The Goon and the Ghost

The Goon #12:
When you've got a Spanish-speaking lizard guy, a resurrected villain named "Dr. Alloy" and an army of robots what more do you need?

This is the first issue of The Goon I have ever read and that's a shame. This is a really good comic book. I had heard good things about Eric Powell before and I had been told to check out this title specifically. Powell even lives in the same state I do so I had read stories in local papers about him.

The art is incredible. Powell has a gift for facial expressions and composition that rivals Kevin Maguire's work. Powell's style is nothing like Maguire's but both artists are able to convey what they want to elegantly. Check out Powell's site for examples of his work.

The writing (also by Powell) is excellent. It's funny and compelling and downright silly in places which is exactly what this story needs. The dialogue is snappy and the jokes are always part of the story. The Goon himself is an excellent character. He's the tough guy you all want to root for. He'd make a great movie action hero but Hollywood would probably screw it up. An animated series would be better but it would have to be on HBO to really convey the mood of the comic.

The Iron Ghost #1: I picked this one up on a whim.

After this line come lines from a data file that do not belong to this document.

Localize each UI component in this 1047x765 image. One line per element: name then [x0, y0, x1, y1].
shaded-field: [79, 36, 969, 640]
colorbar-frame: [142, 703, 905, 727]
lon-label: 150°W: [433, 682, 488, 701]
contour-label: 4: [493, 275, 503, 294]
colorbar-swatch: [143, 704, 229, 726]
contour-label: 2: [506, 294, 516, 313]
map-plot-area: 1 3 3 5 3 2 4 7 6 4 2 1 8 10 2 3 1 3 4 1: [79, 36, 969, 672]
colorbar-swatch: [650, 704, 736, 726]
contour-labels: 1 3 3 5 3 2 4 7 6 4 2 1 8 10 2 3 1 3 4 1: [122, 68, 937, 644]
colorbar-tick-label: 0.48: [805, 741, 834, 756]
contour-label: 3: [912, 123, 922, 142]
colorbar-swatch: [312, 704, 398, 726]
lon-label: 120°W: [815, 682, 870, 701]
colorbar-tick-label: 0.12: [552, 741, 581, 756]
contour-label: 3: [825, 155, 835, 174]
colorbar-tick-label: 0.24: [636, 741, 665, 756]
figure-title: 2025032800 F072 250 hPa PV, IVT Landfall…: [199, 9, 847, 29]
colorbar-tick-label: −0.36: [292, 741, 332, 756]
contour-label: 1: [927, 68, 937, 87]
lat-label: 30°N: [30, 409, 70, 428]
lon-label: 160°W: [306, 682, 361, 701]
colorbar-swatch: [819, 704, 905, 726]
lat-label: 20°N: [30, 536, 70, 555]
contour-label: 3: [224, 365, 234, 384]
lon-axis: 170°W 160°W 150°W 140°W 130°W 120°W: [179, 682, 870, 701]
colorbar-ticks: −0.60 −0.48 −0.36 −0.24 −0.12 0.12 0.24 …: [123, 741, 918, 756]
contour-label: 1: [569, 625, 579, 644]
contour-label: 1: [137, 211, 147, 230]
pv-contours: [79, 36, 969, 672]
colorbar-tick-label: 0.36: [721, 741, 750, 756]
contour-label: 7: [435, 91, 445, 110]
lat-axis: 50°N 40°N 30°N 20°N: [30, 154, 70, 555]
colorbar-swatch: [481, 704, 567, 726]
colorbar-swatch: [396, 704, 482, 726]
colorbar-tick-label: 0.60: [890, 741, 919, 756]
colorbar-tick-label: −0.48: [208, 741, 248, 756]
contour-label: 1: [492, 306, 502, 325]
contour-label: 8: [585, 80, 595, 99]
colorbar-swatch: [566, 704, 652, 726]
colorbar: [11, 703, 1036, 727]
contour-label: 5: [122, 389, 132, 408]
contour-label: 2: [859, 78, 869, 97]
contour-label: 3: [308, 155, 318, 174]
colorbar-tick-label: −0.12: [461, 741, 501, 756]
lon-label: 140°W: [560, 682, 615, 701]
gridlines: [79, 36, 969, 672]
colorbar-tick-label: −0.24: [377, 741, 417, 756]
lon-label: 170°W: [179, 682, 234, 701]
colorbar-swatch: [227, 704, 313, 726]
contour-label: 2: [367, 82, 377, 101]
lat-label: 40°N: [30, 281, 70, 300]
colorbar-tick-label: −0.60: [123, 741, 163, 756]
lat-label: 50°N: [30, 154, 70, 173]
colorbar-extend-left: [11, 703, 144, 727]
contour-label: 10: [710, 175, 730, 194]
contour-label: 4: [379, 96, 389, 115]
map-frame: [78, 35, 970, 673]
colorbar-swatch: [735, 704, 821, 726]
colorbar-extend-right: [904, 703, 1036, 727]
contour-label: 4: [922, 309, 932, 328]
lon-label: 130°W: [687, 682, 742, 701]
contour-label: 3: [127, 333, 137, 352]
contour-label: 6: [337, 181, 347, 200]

I really like World War II stories, especially those from the European Theatre. The story is introduced very well and we get some tantalizing hints about why the title character does what he does. I'm not spoiling anything by telling you that this comic is about someone who has it in for SS Officers and goes around Berlin during the heaviest American/English bombing raids killing them. The story alternates between the Iron Ghost and two German police detectives who have been assigned to solve these murders in the midst of all this chaos.

The art by Sergio Cariello is excellent. He uses a narrow, dark pallette of browns, blacks and greys to give the whole thing a historical feel. It also fits the story very well. Chuck Dixon wrote the story and he does a great job of balancing the main character's need for revenge against the brutality of his actions. This is one angry guy. The whole thing has a very "The Shadow" feel to it. In fact, the cover is an obvious nod to that look.